Manch einer hatte vermuten, dass der zweite Lockdown die Wirtschaft in Deutschland noch einmal hart treffen könnte. Die Arbeitslosenzahlen allerdings deuten darauf bislang noch nicht hin, obwohl Geschäfte, Restaurants und die Hotellerie nahezu komplett geschlossen sind und nur begrenzt Perspektive für die nächsten Monate haben. Dennoch ist bei den Zahlen Vorsicht geboten, denn auch die Kurzarbeit ist weiterhin ein Thema.

Kleineres Plus bei der Januar-Arbeitslosigkeit

Die Zahl der Arbeitslosen in Deutschland ist von Dezember 2020 auf Januar um insgesamt 193.000 Betroffene gestiegen. Das klingt im ersten Moment viel, allerdings ist ein saisonaler Anstieg zum Start ins neue Jahr die Regel. Hintergrund sind viele temporär beschäftigte Verbraucher im Weihnachtsgeschäft. In diesem Jahr ist der Anstieg allerdings sogar geringer ausgefallen, als noch im Vorjahr – damals verloren netto 198.000 Menschen ihren Job zwischen Dezember und Januar. Der Hintergrund dürfte allerdings auch darin liegen, dass durch den Lockdown seit November und Dezember des Vorjahres schon zu diesem Zeitpunkt weniger Arbeitskräfte angestellt waren – entsprechend fällt der Rückgang auch weniger stark aus.
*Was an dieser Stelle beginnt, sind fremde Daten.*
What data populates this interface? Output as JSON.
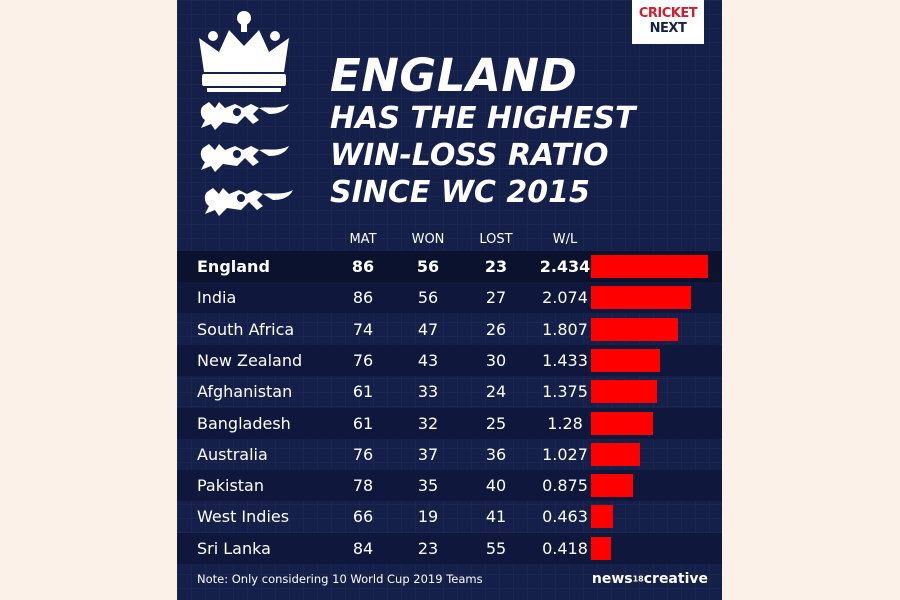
{
  "logo": {
    "line1": "CRICKET",
    "line2": "NEXT"
  },
  "headline": {
    "line1": "ENGLAND",
    "line2": "HAS THE HIGHEST",
    "line3": "WIN-LOSS RATIO",
    "line4": "SINCE WC 2015"
  },
  "colors": {
    "background": "#15204a",
    "bar": "#ff0000",
    "text": "#ffffff",
    "page": "#fbf1e9"
  },
  "icons": {
    "crest": "three-lions-crest-icon"
  },
  "chart_data": {
    "type": "table",
    "columns": [
      "MAT",
      "WON",
      "LOST",
      "W/L"
    ],
    "rows": [
      {
        "team": "England",
        "mat": "86",
        "won": "56",
        "lost": "23",
        "wl": "2.434"
      },
      {
        "team": "India",
        "mat": "86",
        "won": "56",
        "lost": "27",
        "wl": "2.074"
      },
      {
        "team": "South Africa",
        "mat": "74",
        "won": "47",
        "lost": "26",
        "wl": "1.807"
      },
      {
        "team": "New Zealand",
        "mat": "76",
        "won": "43",
        "lost": "30",
        "wl": "1.433"
      },
      {
        "team": "Afghanistan",
        "mat": "61",
        "won": "33",
        "lost": "24",
        "wl": "1.375"
      },
      {
        "team": "Bangladesh",
        "mat": "61",
        "won": "32",
        "lost": "25",
        "wl": "1.28"
      },
      {
        "team": "Australia",
        "mat": "76",
        "won": "37",
        "lost": "36",
        "wl": "1.027"
      },
      {
        "team": "Pakistan",
        "mat": "78",
        "won": "35",
        "lost": "40",
        "wl": "0.875"
      },
      {
        "team": "West Indies",
        "mat": "66",
        "won": "19",
        "lost": "41",
        "wl": "0.463"
      },
      {
        "team": "Sri Lanka",
        "mat": "84",
        "won": "23",
        "lost": "55",
        "wl": "0.418"
      }
    ],
    "bar_series": {
      "values": [
        2.434,
        2.074,
        1.807,
        1.433,
        1.375,
        1.28,
        1.027,
        0.875,
        0.463,
        0.418
      ]
    }
  },
  "note": "Note: Only considering 10 World Cup 2019 Teams",
  "brand": {
    "prefix": "news",
    "num": "18",
    "word": "creative"
  }
}
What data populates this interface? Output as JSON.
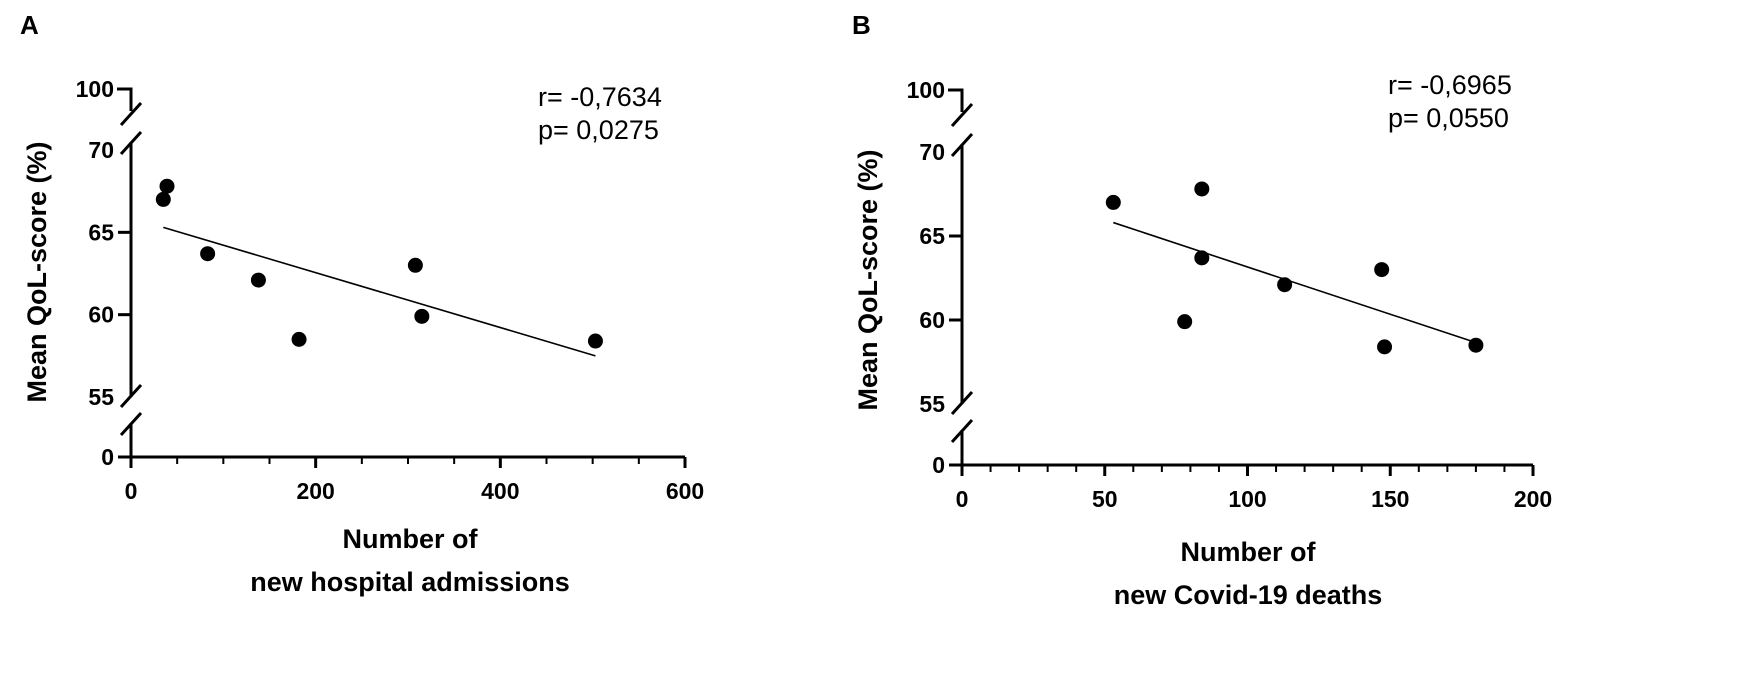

475.000 Menschen mehr arbeitslos als im Vorjahr

Deshalb sollte man auch nicht davon ausgehen, dass die Arbeitslosigkeit durch das Coronavirus kein größeres Problem ist. Immer mehr Verbraucher in Deutschland setzen auf die Unterstützung von Produkten wie dem Girokonto ohne Schufa und lassen sich von einer Schuldnerberatung helfen. Hintergrund davon sind nicht nur geringere Löhne und Existenzängste, sondern vermehrt auch die Arbeitslosigkeit. Das zeigt sich besonders im Vergleich zum Vorjahr, denn im Januar-Vergleich gab es bei der Arbeitslosigkeit ein gravierendes Plus von insgesamt 475.000 Betroffenen. Dass eine so große Zahl an Verbrauchern mehr ohne Job ist als im Vorjahr, liegt auch an den Folgen des ersten Lockdowns und der damit in Zusammenhang stehenden langsamen Erholung der Wirtschaft.

Möglicher Anstieg der Arbeitslosigkeit im Laufe des Jahres

Doch auch wenn die Arbeitslosenstatistik im ersten Moment nicht allzu schrecklich aussieht – besonders im Vergleich zu anderen Ländern – drohen noch einige Gefahren. Experten gehen davon aus, dass in den nächsten Monaten und auch nach einer leichten Öffnung noch eine Insolvenzwelle drohen könnte. Viele hunderttausend Verbraucher sind laut Angaben der Arbeitsagentur zudem noch in Kurzarbeit. Dass sie alle in den Job zurückkehren werden, darf man getrost als unwahrscheinlich bezeichnen. Die weitere Entwicklung gilt es deshalb zu beobachten, denn die Zahl der von Arbeitslosigkeit betroffenen Verbrauchern wird so schnell wohl nicht weniger werden. Die schlimmsten Zeiten könnten in dieser Hinsicht noch bevorstehen.